A mulher brasileira no mercado de trabalho
Enviada em 05/06/2021
O artigo 7, inciso XXX, da Constituição Federal de 1988, amplia a “proibição de diferenças de salários, de exercícios de funções e de critério de admissão por motivo de sexo, idade, cor ou estado civil”. Apesar de a legislação garantir igualdade entre homens e mulheres, a disparidade salarial e outras formas de discriminação ainda são realidades para as brasileiras no mercado de trabalho.
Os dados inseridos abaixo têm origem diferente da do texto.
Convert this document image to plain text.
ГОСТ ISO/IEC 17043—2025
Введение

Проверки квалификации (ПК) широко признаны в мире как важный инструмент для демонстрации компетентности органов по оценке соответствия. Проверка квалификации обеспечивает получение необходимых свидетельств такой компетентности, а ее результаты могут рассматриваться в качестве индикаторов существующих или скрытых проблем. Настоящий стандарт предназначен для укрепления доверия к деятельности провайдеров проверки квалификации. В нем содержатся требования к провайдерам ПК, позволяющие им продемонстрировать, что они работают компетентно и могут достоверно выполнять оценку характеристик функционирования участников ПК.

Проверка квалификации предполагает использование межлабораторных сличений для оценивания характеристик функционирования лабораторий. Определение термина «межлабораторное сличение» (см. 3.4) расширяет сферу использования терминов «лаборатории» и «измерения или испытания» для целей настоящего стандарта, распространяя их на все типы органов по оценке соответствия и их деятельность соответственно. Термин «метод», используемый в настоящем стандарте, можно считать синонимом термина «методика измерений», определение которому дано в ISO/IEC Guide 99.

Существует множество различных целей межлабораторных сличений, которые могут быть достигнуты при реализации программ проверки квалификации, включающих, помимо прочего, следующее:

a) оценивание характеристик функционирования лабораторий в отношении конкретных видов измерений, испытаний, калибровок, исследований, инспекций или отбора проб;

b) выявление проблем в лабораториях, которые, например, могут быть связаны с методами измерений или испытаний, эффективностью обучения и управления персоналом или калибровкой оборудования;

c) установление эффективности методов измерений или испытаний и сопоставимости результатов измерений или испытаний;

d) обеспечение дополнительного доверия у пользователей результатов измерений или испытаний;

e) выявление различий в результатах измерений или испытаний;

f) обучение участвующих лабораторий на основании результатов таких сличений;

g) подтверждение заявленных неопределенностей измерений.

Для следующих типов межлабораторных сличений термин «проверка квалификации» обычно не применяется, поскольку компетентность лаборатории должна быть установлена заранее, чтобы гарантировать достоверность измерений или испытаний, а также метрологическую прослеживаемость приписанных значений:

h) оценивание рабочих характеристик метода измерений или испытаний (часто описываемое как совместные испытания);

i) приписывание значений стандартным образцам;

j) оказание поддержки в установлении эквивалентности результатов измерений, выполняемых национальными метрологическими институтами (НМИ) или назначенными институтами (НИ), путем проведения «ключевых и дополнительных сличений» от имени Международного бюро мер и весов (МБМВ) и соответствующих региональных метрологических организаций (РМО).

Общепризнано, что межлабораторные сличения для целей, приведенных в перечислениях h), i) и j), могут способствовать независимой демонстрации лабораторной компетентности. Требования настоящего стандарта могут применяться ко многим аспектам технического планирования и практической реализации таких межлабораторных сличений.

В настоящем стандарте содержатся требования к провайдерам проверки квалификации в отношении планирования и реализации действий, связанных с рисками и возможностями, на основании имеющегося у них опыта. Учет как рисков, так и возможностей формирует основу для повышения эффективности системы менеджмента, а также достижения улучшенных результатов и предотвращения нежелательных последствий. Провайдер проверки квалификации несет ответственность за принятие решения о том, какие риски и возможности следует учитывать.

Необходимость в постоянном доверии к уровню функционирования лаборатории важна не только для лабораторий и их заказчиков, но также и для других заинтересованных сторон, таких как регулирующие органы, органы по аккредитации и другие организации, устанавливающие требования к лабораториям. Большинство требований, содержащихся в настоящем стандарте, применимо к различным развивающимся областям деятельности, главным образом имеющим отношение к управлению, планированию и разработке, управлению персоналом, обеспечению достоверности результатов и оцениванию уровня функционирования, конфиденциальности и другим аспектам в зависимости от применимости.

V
Nesse sentido, torna-se evidente como causas a diferença salarial, bem como o assédio no espaço de trabalho.
Em princípio, é imprescindível uma análise do assédio no espaço de trabalho sofrido pelas mulheres no Brasil. Segundo o jornal G1, quase metade das mulheres já sofreu assédio sexual no trabalho e 15% delas pediram demissão. Dessa forma, o tratamento injusto contra a mulher que ocorre com aproximadamente metade das brasileiras, intensifica a discriminação de gênero no âmbito profissional. Por conseguinte, para as vítimas, em alguns casos uma opção é a demissão, visto que elas são submetidas a tratamentos impertinentes todos os dias, colocando em risco sua saúde mental e promovendo a exclusão social. Logo, é inadmissível que ações inconvenientes como essa continuem a persistir.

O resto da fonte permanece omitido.